Landscape
1893
From the collection of Cleveland Museum of Art
1893
From the collection of Cleveland Museum of Art
Landscape is a 1893 by Paul Sérusier, a Impressionism work, held at Cleveland Museum of Art.
This painting shows a simple French landscape with rolling green hills under a bright sky. The colors look almost unnatural—more like a child’s crayon box than real grass or sky. The artist, Sérusier, painted it after meeting Gauguin in Brittany. Gauguin taught him to use flat colors and bold shapes instead of realistic detail. This little canvas became the start of a new group called the Nabis. It’s hanging in the Cleveland Museum of Art.

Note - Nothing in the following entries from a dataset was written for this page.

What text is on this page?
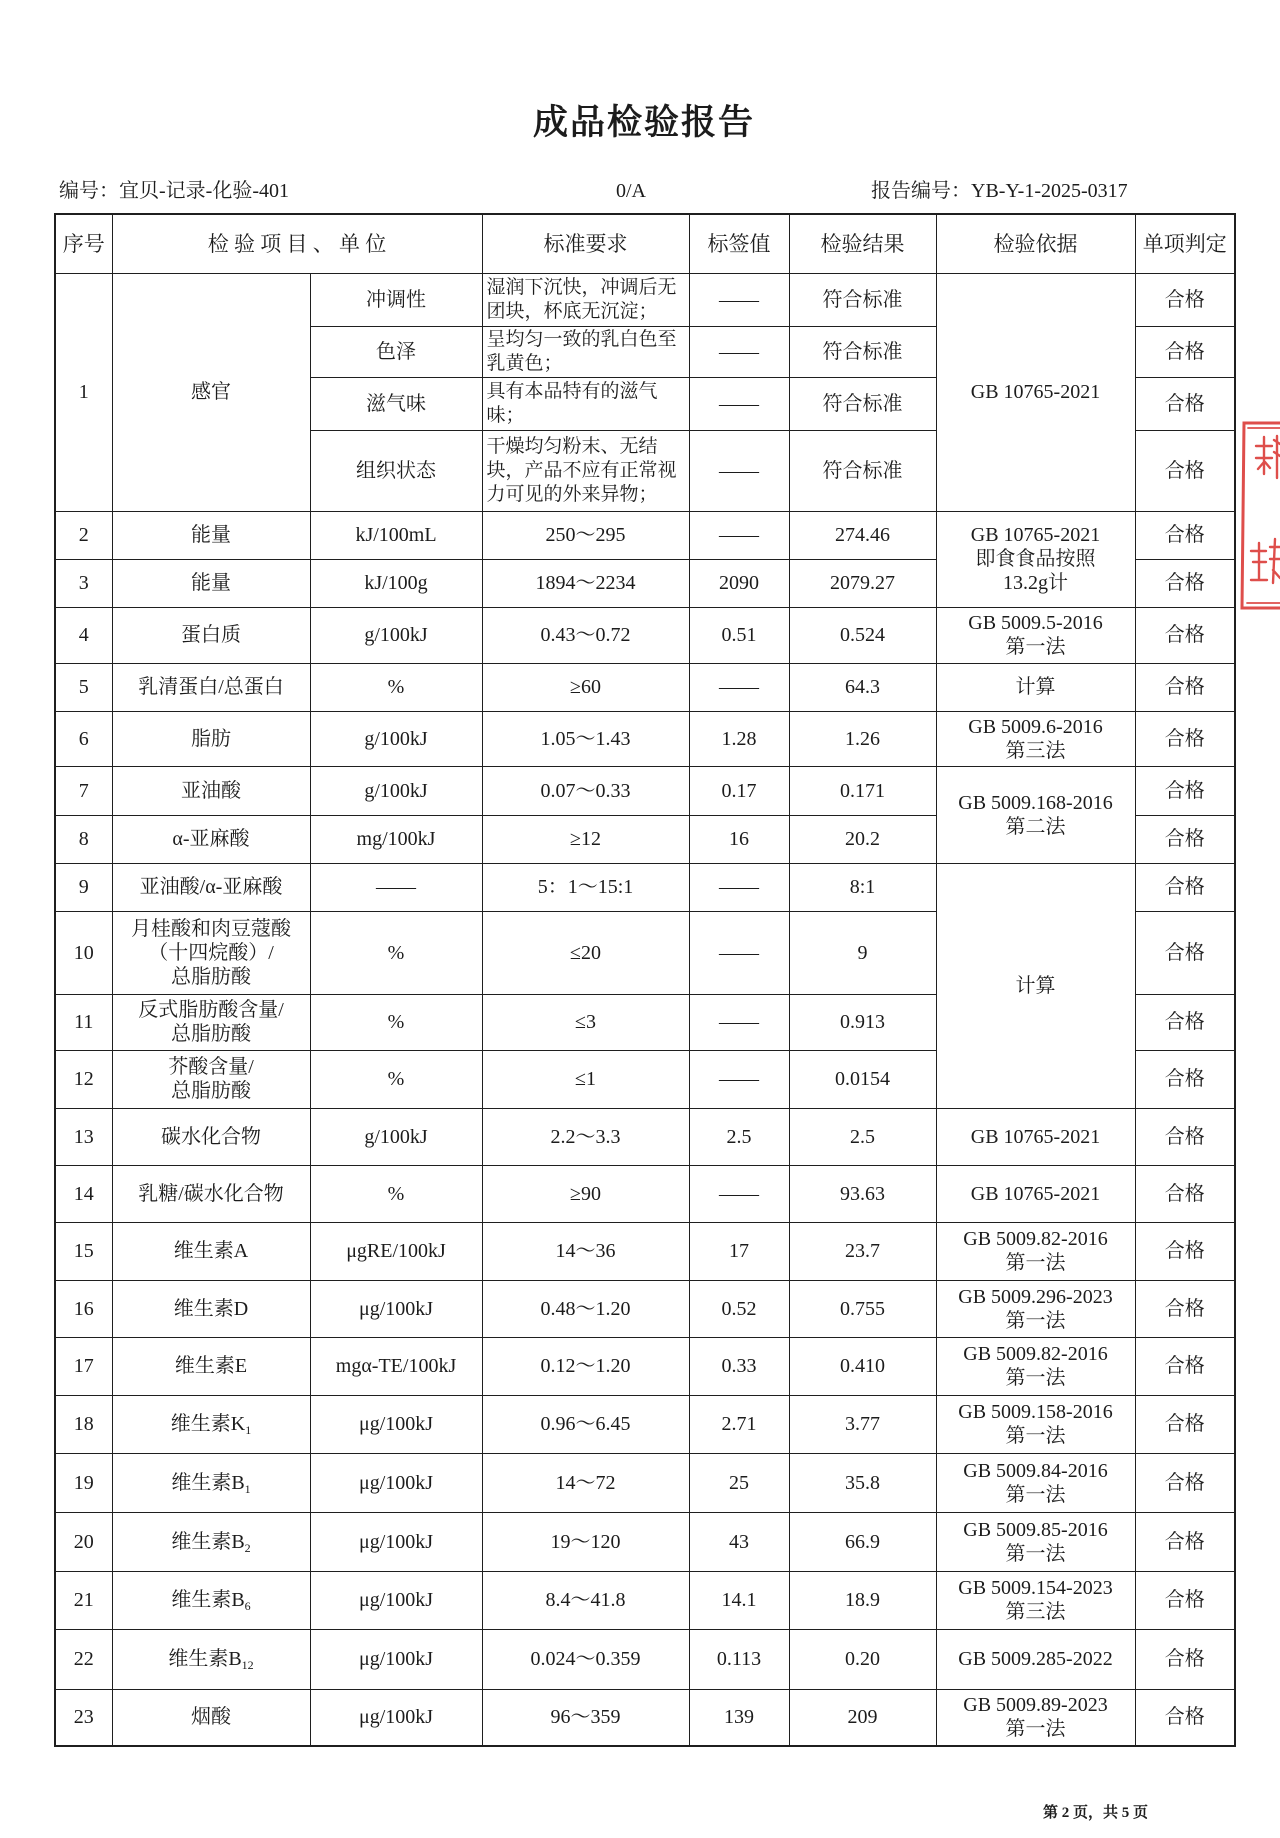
成品检验报告
编号：宜贝-记录-化验-401	0/A	报告编号：YB-Y-1-2025-0317
序号	检 验 项 目 、 单 位		标准要求	标签值	检验结果	检验依据	单项判定
1	感官	冲调性	湿润下沉快，冲调后无
团块，杯底无沉淀；	——	符合标准	GB 10765-2021	合格
		色泽	呈均匀一致的乳白色至
乳黄色；	——	符合标准		合格
		滋气味	具有本品特有的滋气
味；	——	符合标准		合格
		组织状态	干燥均匀粉末、无结
块，产品不应有正常视
力可见的外来异物；	——	符合标准		合格
2	能量	kJ/100mL	250～295	——	274.46	GB 10765-2021
即食食品按照
13.2g计	合格
3	能量	kJ/100g	1894～2234	2090	2079.27		合格
4	蛋白质	g/100kJ	0.43～0.72	0.51	0.524	GB 5009.5-2016
第一法	合格
5	乳清蛋白/总蛋白	%	≥60	——	64.3	计算	合格
6	脂肪	g/100kJ	1.05～1.43	1.28	1.26	GB 5009.6-2016
第三法	合格
7	亚油酸	g/100kJ	0.07～0.33	0.17	0.171	GB 5009.168-2016
第二法	合格
8	α-亚麻酸	mg/100kJ	≥12	16	20.2		合格
9	亚油酸/α-亚麻酸	——	5：1～15:1	——	8:1	计算	合格
10	月桂酸和肉豆蔻酸
（十四烷酸）/
总脂肪酸	%	≤20	——	9		合格
11	反式脂肪酸含量/
总脂肪酸	%	≤3	——	0.913		合格
12	芥酸含量/
总脂肪酸	%	≤1	——	0.0154		合格
13	碳水化合物	g/100kJ	2.2～3.3	2.5	2.5	GB 10765-2021	合格
14	乳糖/碳水化合物	%	≥90	——	93.63	GB 10765-2021	合格
15	维生素A	μgRE/100kJ	14～36	17	23.7	GB 5009.82-2016
第一法	合格
16	维生素D	μg/100kJ	0.48～1.20	0.52	0.755	GB 5009.296-2023
第一法	合格
17	维生素E	mgα-TE/100kJ	0.12～1.20	0.33	0.410	GB 5009.82-2016
第一法	合格
18	维生素$K_1$	μg/100kJ	0.96～6.45	2.71	3.77	GB 5009.158-2016
第一法	合格
19	维生素$B_1$	μg/100kJ	14～72	25	35.8	GB 5009.84-2016
第一法	合格
20	维生素$B_2$	μg/100kJ	19～120	43	66.9	GB 5009.85-2016
第一法	合格
21	维生素$B_6$	μg/100kJ	8.4～41.8	14.1	18.9	GB 5009.154-2023
第三法	合格
22	维生素$B_{12}$	μg/100kJ	0.024～0.359	0.113	0.20	GB 5009.285-2022	合格
23	烟酸	μg/100kJ	96～359	139	209	GB 5009.89-2023
第一法	合格
第 2 页，共 5 页
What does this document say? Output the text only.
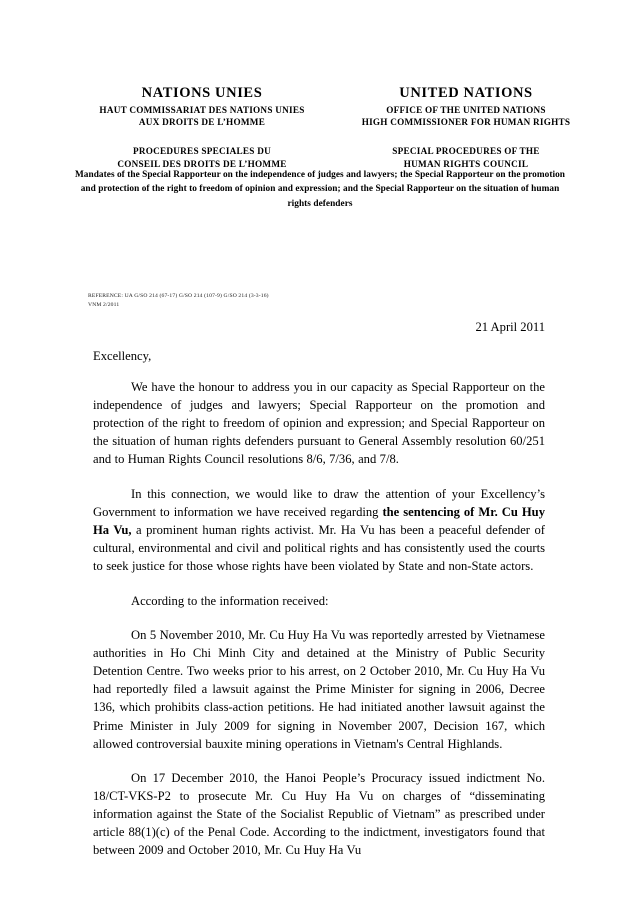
NATIONS UNIES
HAUT COMMISSARIAT DES NATIONS UNIES
AUX DROITS DE L’HOMME
PROCEDURES SPECIALES DU
CONSEIL DES DROITS DE L’HOMME
UNITED NATIONS
OFFICE OF THE UNITED NATIONS
HIGH COMMISSIONER FOR HUMAN RIGHTS
SPECIAL PROCEDURES OF THE
HUMAN RIGHTS COUNCIL
Mandates of the Special Rapporteur on the independence of judges and lawyers; the Special Rapporteur on the promotion and protection of the right to freedom of opinion and expression; and the Special Rapporteur on the situation of human rights defenders
REFERENCE: UA G/SO 214 (67-17) G/SO 214 (107-9) G/SO 214 (3-3-16)
VNM 2/2011
21 April 2011
Excellency,

We have the honour to address you in our capacity as Special Rapporteur on the independence of judges and lawyers; Special Rapporteur on the promotion and protection of the right to freedom of opinion and expression; and Special Rapporteur on the situation of human rights defenders pursuant to General Assembly resolution 60/251 and to Human Rights Council resolutions 8/6, 7/36, and 7/8.

In this connection, we would like to draw the attention of your Excellency’s Government to information we have received regarding the sentencing of Mr. Cu Huy Ha Vu, a prominent human rights activist. Mr. Ha Vu has been a peaceful defender of cultural, environmental and civil and political rights and has consistently used the courts to seek justice for those whose rights have been violated by State and non-State actors.

According to the information received:

On 5 November 2010, Mr. Cu Huy Ha Vu was reportedly arrested by Vietnamese authorities in Ho Chi Minh City and detained at the Ministry of Public Security Detention Centre. Two weeks prior to his arrest, on 2 October 2010, Mr. Cu Huy Ha Vu had reportedly filed a lawsuit against the Prime Minister for signing in 2006, Decree 136, which prohibits class-action petitions. He had initiated another lawsuit against the Prime Minister in July 2009 for signing in November 2007, Decision 167, which allowed controversial bauxite mining operations in Vietnam's Central Highlands.

On 17 December 2010, the Hanoi People’s Procuracy issued indictment No. 18/CT-VKS-P2 to prosecute Mr. Cu Huy Ha Vu on charges of “disseminating information against the State of the Socialist Republic of Vietnam” as prescribed under article 88(1)(c) of the Penal Code. According to the indictment, investigators found that between 2009 and October 2010, Mr. Cu Huy Ha Vu
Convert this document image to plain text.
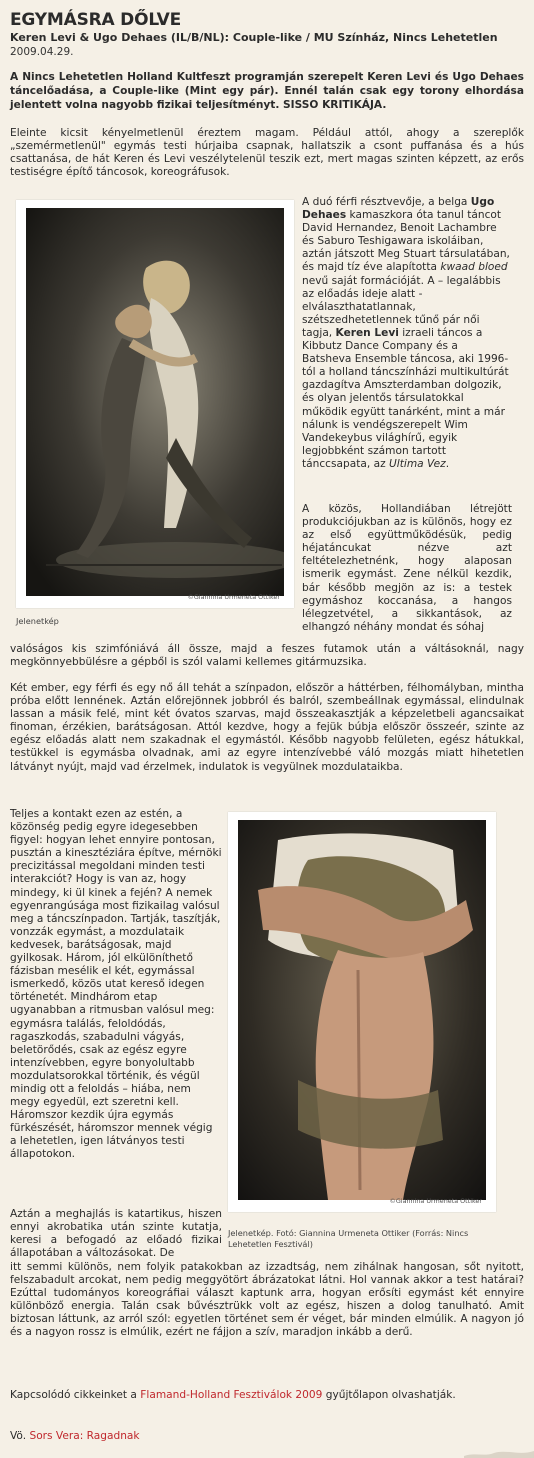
EGYMÁSRA DŐLVE
Keren Levi & Ugo Dehaes (IL/B/NL): Couple-like / MU Színház, Nincs Lehetetlen
2009.04.29.
A Nincs Lehetetlen Holland Kultfeszt programján szerepelt Keren Levi és Ugo Dehaes táncelőadása, a Couple-like (Mint egy pár). Ennél talán csak egy torony elhordása jelentett volna nagyobb fizikai teljesítményt. SISSO KRITIKÁJA.

Eleinte kicsit kényelmetlenül éreztem magam. Például attól, ahogy a szereplők „szemérmetlenül" egymás testi húrjaiba csapnak, hallatszik a csont puffanása és a hús csattanása, de hát Keren és Levi veszélytelenül teszik ezt, mert magas szinten képzett, az erős testiségre építő táncosok, koreográfusok.

©Giannina Urmeneta Ottiker
Jelenetkép

A duó férfi résztvevője, a belga Ugo Dehaes kamaszkora óta tanul táncot David Hernandez, Benoit Lachambre és Saburo Teshigawara iskoláiban, aztán játszott Meg Stuart társulatában, és majd tíz éve alapította kwaad bloed nevű saját formációját. A – legalábbis az előadás ideje alatt - elválaszthatatlannak, szétszedhetetlennek tűnő pár női tagja, Keren Levi izraeli táncos a Kibbutz Dance Company és a Batsheva Ensemble táncosa, aki 1996-tól a holland táncszínházi multikultúrát gazdagítva Amszterdamban dolgozik, és olyan jelentős társulatokkal működik együtt tanárként, mint a már nálunk is vendégszerepelt Wim Vandekeybus világhírű, egyik legjobbként számon tartott tánccsapata, az Ultima Vez.

A közös, Hollandiában létrejött produkciójukban az is különös, hogy ez az első együttműködésük, pedig héjatáncukat nézve azt feltételezhetnénk, hogy alaposan ismerik egymást. Zene nélkül kezdik, bár később megjön az is: a testek egymáshoz koccanása, a hangos lélegzetvétel, a sikkantások, az elhangzó néhány mondat és sóhaj

valóságos kis szimfóniává áll össze, majd a feszes futamok után a váltásoknál, nagy megkönnyebbülésre a gépből is szól valami kellemes gitármuzsika.

Két ember, egy férfi és egy nő áll tehát a színpadon, először a háttérben, félhomályban, mintha próba előtt lennének. Aztán előrejönnek jobbról és balról, szembeállnak egymással, elindulnak lassan a másik felé, mint két óvatos szarvas, majd összeakasztják a képzeletbeli agancsaikat finoman, érzékien, barátságosan. Attól kezdve, hogy a fejük búbja először összeér, szinte az egész előadás alatt nem szakadnak el egymástól. Később nagyobb felületen, egész hátukkal, testükkel is egymásba olvadnak, ami az egyre intenzívebbé váló mozgás miatt hihetetlen látványt nyújt, majd vad érzelmek, indulatok is vegyülnek mozdulataikba.

Teljes a kontakt ezen az estén, a közönség pedig egyre idegesebben figyel: hogyan lehet ennyire pontosan, pusztán a kinesztéziára építve, mérnöki precizitással megoldani minden testi interakciót? Hogy is van az, hogy mindegy, ki ül kinek a fején? A nemek egyenrangúsága most fizikailag valósul meg a táncszínpadon. Tartják, taszítják, vonzzák egymást, a mozdulataik kedvesek, barátságosak, majd gyilkosak. Három, jól elkülöníthető fázisban mesélik el két, egymással ismerkedő, közös utat kereső idegen történetét. Mindhárom etap ugyanabban a ritmusban valósul meg: egymásra találás, feloldódás, ragaszkodás, szabadulni vágyás, beletörődés, csak az egész egyre intenzívebben, egyre bonyolultabb mozdulatsorokkal történik, és végül mindig ott a feloldás – hiába, nem megy egyedül, ezt szeretni kell. Háromszor kezdik újra egymás fürkészését, háromszor mennek végig a lehetetlen, igen látványos testi állapotokon.

©Giannina Urmeneta Ottiker
Jelenetkép. Fotó: Giannina Urmeneta Ottiker (Forrás: Nincs Lehetetlen Fesztivál)

Aztán a meghajlás is katartikus, hiszen ennyi akrobatika után szinte kutatja, keresi a befogadó az előadó fizikai állapotában a változásokat. De

itt semmi különös, nem folyik patakokban az izzadtság, nem zihálnak hangosan, sőt nyitott, felszabadult arcokat, nem pedig meggyötört ábrázatokat látni. Hol vannak akkor a test határai? Ezúttal tudományos koreográfiai választ kaptunk arra, hogyan erősíti egymást két ennyire különböző energia. Talán csak bűvésztrükk volt az egész, hiszen a dolog tanulható. Amit biztosan láttunk, az arról szól: egyetlen történet sem ér véget, bár minden elmúlik. A nagyon jó és a nagyon rossz is elmúlik, ezért ne fájjon a szív, maradjon inkább a derű.

Kapcsolódó cikkeinket a Flamand-Holland Fesztiválok 2009 gyűjtőlapon olvashatják.

Vö. Sors Vera: Ragadnak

Twenty-four-year-old Paul Sérusier met Paul Gauguin in Brittany at the artists' colony in Pont- Aven. Sérusier enthusiastically embraced the older artist's flat, simplified forms and bold colors. He became one of Gauguin's closest disciples, promoting his aesthetic among a group of Parisian artists who became known as the Nabis-the Hebrew word for "prophets"-because they predicted a new era in art. Sérusier was primarily interested in creating decorative surfaces which juxtaposed flat planes of opposing colors. Sérusier made only a few prints during his career, but the bold, primitive-looking…
Read the full account in the museum source.
Paul Sérusier was a French painter who was a pioneer of abstract art and an inspiration for the avant-garde Nabis movement, Synthetism and Cloisonnism.